The exhibition Gráficos argentinos ‘74, presented in early 1974 at the Illinois Bell Telephone Company in Chicago, was one of the CAYC’s many attempts to show Argentinean art on the international stage. On this occasion, artists working with different engraving techniques were presented at an event in a North American city with a long tradition in the field of printing. (See GT-357; doc. no. 1476511 and a version shown in Bordeaux, France (GT-460; doc. no. 1476859.)
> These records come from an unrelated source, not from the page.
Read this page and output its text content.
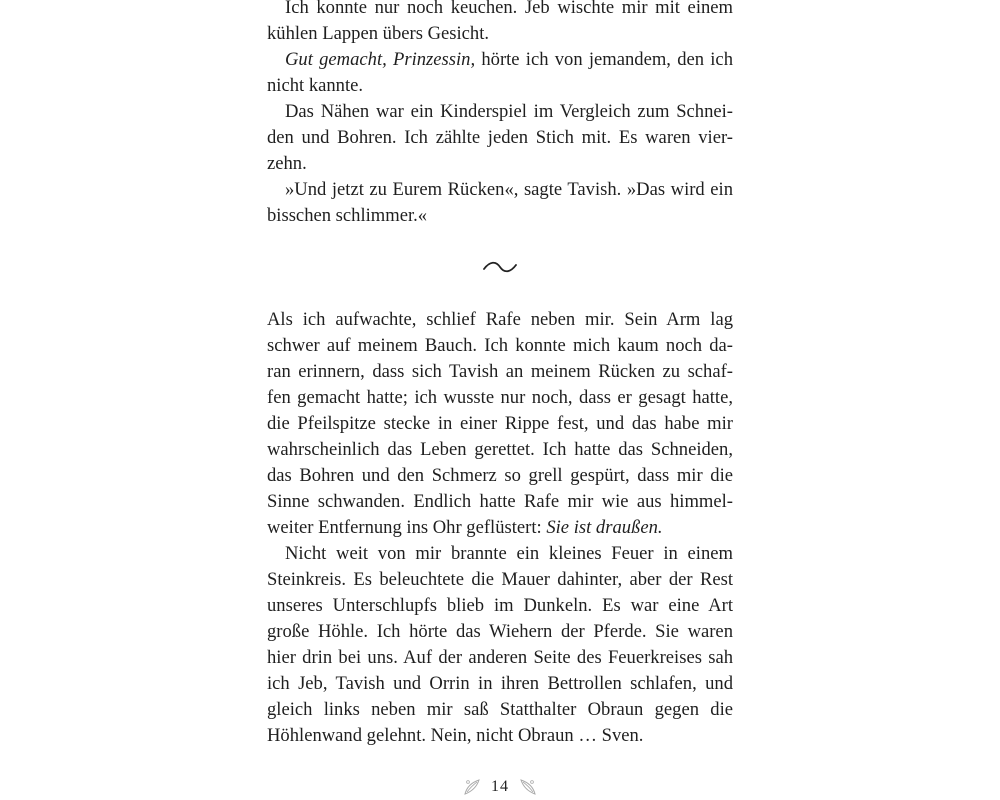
Ich konnte nur noch keuchen. Jeb wischte mir mit einem
kühlen Lappen übers Gesicht.
Gut gemacht, Prinzessin, hörte ich von jemandem, den ich
nicht kannte.
Das Nähen war ein Kinderspiel im Vergleich zum Schnei-
den und Bohren. Ich zählte jeden Stich mit. Es waren vier-
zehn.
»Und jetzt zu Eurem Rücken«, sagte Tavish. »Das wird ein
bisschen schlimmer.«
Als ich aufwachte, schlief Rafe neben mir. Sein Arm lag
schwer auf meinem Bauch. Ich konnte mich kaum noch da-
ran erinnern, dass sich Tavish an meinem Rücken zu schaf-
fen gemacht hatte; ich wusste nur noch, dass er gesagt hatte,
die Pfeilspitze stecke in einer Rippe fest, und das habe mir
wahrscheinlich das Leben gerettet. Ich hatte das Schneiden,
das Bohren und den Schmerz so grell gespürt, dass mir die
Sinne schwanden. Endlich hatte Rafe mir wie aus himmel-
weiter Entfernung ins Ohr geflüstert: Sie ist draußen.
Nicht weit von mir brannte ein kleines Feuer in einem
Steinkreis. Es beleuchtete die Mauer dahinter, aber der Rest
unseres Unterschlupfs blieb im Dunkeln. Es war eine Art
große Höhle. Ich hörte das Wiehern der Pferde. Sie waren
hier drin bei uns. Auf der anderen Seite des Feuerkreises sah
ich Jeb, Tavish und Orrin in ihren Bettrollen schlafen, und
gleich links neben mir saß Statthalter Obraun gegen die
Höhlenwand gelehnt. Nein, nicht Obraun … Sven.
14
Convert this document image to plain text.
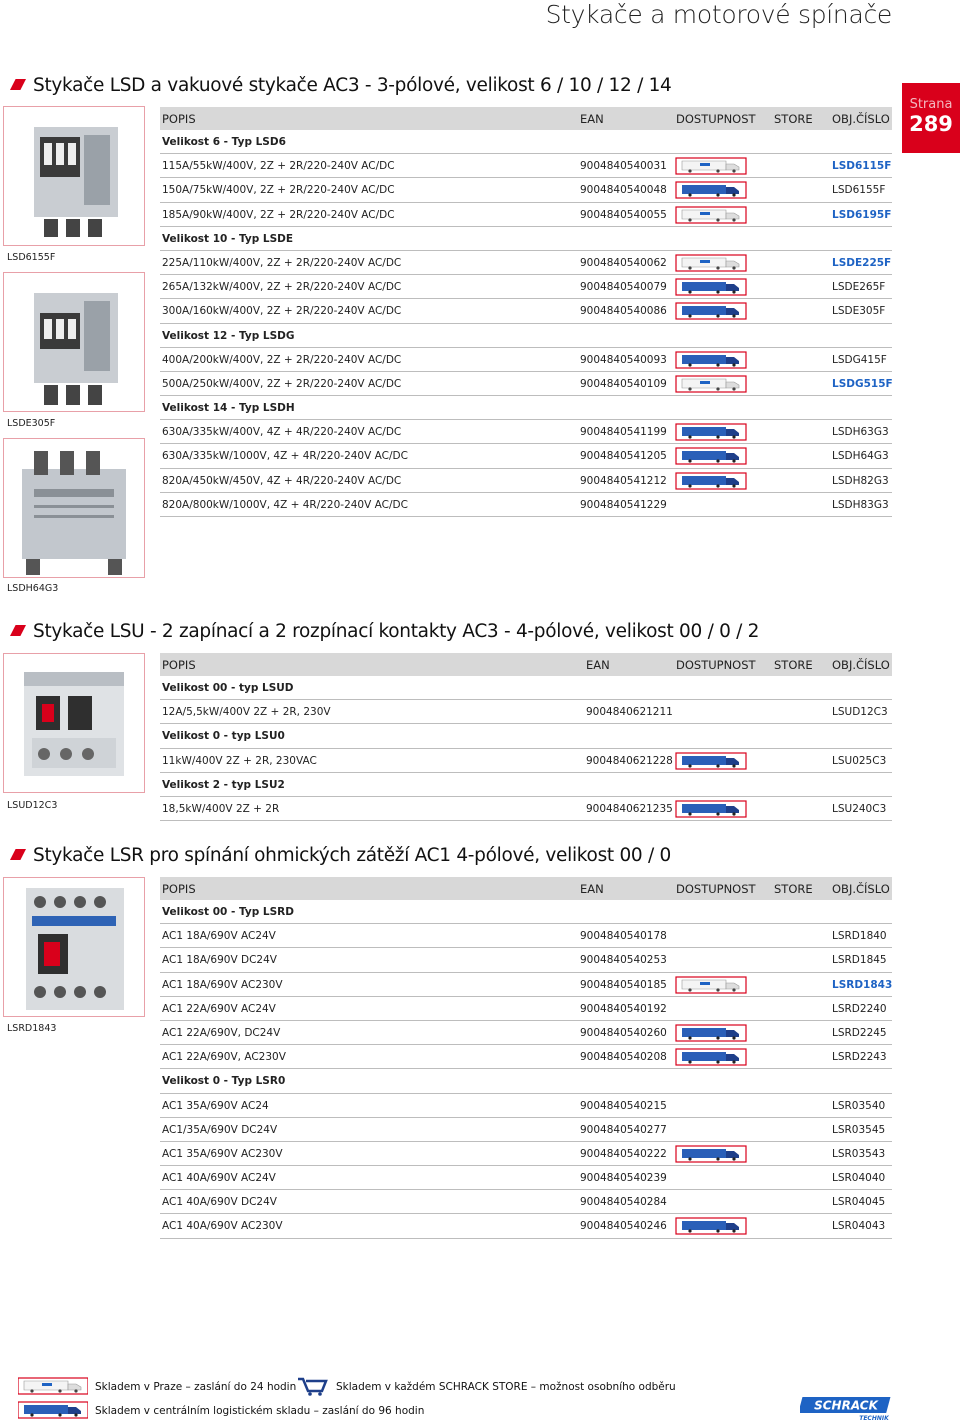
Stykače a motorové spínače
Strana
289
Stykače LSD a vakuové stykače AC3 - 3-pólové, velikost 6 / 10 / 12 / 14
LSD6155F
LSDE305F
LSDH64G3
POPIS	EAN	DOSTUPNOST STORE OBJ.ČÍSLO
Velikost 6 - Typ LSD6
115A/55kW/400V, 2Z + 2R/220-240V AC/DC	9004840540031	LSD6115F
150A/75kW/400V, 2Z + 2R/220-240V AC/DC	9004840540048	LSD6155F
185A/90kW/400V, 2Z + 2R/220-240V AC/DC	9004840540055	LSD6195F
Velikost 10 - Typ LSDE
225A/110kW/400V, 2Z + 2R/220-240V AC/DC	9004840540062	LSDE225F
265A/132kW/400V, 2Z + 2R/220-240V AC/DC	9004840540079	LSDE265F
300A/160kW/400V, 2Z + 2R/220-240V AC/DC	9004840540086	LSDE305F
Velikost 12 - Typ LSDG
400A/200kW/400V, 2Z + 2R/220-240V AC/DC	9004840540093	LSDG415F
500A/250kW/400V, 2Z + 2R/220-240V AC/DC	9004840540109	LSDG515F
Velikost 14 - Typ LSDH
630A/335kW/400V, 4Z + 4R/220-240V AC/DC	9004840541199	LSDH63G3
630A/335kW/1000V, 4Z + 4R/220-240V AC/DC	9004840541205	LSDH64G3
820A/450kW/450V, 4Z + 4R/220-240V AC/DC	9004840541212	LSDH82G3
820A/800kW/1000V, 4Z + 4R/220-240V AC/DC	9004840541229	LSDH83G3
Stykače LSU - 2 zapínací a 2 rozpínací kontakty AC3 - 4-pólové, velikost 00 / 0 / 2
LSUD12C3
POPIS	EAN	DOSTUPNOST STORE OBJ.ČÍSLO
Velikost 00 - typ LSUD
12A/5,5kW/400V 2Z + 2R, 230V	9004840621211	LSUD12C3
Velikost 0 - typ LSU0
11kW/400V 2Z + 2R, 230VAC	9004840621228	LSU025C3
Velikost 2 - typ LSU2
18,5kW/400V 2Z + 2R	9004840621235	LSU240C3
Stykače LSR pro spínání ohmických zátěží AC1 4-pólové, velikost 00 / 0
LSRD1843
POPIS	EAN	DOSTUPNOST STORE OBJ.ČÍSLO
Velikost 00 - Typ LSRD
AC1 18A/690V AC24V	9004840540178	LSRD1840
AC1 18A/690V DC24V	9004840540253	LSRD1845
AC1 18A/690V AC230V	9004840540185	LSRD1843
AC1 22A/690V AC24V	9004840540192	LSRD2240
AC1 22A/690V, DC24V	9004840540260	LSRD2245
AC1 22A/690V, AC230V	9004840540208	LSRD2243
Velikost 0 - Typ LSR0
AC1 35A/690V AC24	9004840540215	LSR03540
AC1/35A/690V DC24V	9004840540277	LSR03545
AC1 35A/690V AC230V	9004840540222	LSR03543
AC1 40A/690V AC24V	9004840540239	LSR04040
AC1 40A/690V DC24V	9004840540284	LSR04045
AC1 40A/690V AC230V	9004840540246	LSR04043
Skladem v Praze – zaslání do 24 hodin	Skladem v každém SCHRACK STORE – možnost osobního odběru
Skladem v centrálním logistickém skladu – zaslání do 96 hodin	SCHRACK
TECHNIK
This newsletter included a review of the Argentinean print exhibition written in English by Harold Haydon (1909–1994), the visual artist, educator, and art critic for the Chicago Sun-Times. Haydon speaks highly of the works in general, noting how the images manage to register social criticism. He names participating artists: Luis (Fernando) Benedit and Jacques Bedel (members of the Grupo de los Trece and early collaborators in the center’s activities). He discusses the works by Mirta Tocci, Sergio Camporeale, Daniel Zelaya, Jorge Álvaro, and Héctor Borla. The exhibition indicates the CAYC’s openness to figurative trends (realism, Neo-Surrealism, and photorealism, among others) that were appearing at that time at major international exhibitions such as the Paris Biennial (1971) and documenta 5 in Kassel (1972). Events of that nature were soon matched in Argentina, as in the Panorama de la pintura argentina joven (1971), organized by the Fundación Lorenzutti at the Museo de Arte Moderno de Buenos Aires, and the Marcelo De Ridder (1973–77) and Benson & Hedges (1977–84) competitions, both of which were presented at the Museo Nacional de Bellas Artes in Buenos Aires.
Haydon explains the CAYC’s standardized approach to publishing the catalogue. The center would send participating artists a formatted sheet with a grid that they could use to submit their works. This method allowed the CAYC to reproduce each artist’s work in various supports and formats: in its newsletters, for example, or in publications that were independent of the CAYC, such as the magazine Héxagono 71, published by Edgardo Antonio Vigo. This strategy contributed to a wider circulation of the images and helped promote the CAYC’s initiatives in other parts of the world. Something similar happened with the re/production of heliographic copies that were featured in several of the center’s publications (GT-133; doc. no. 1476312).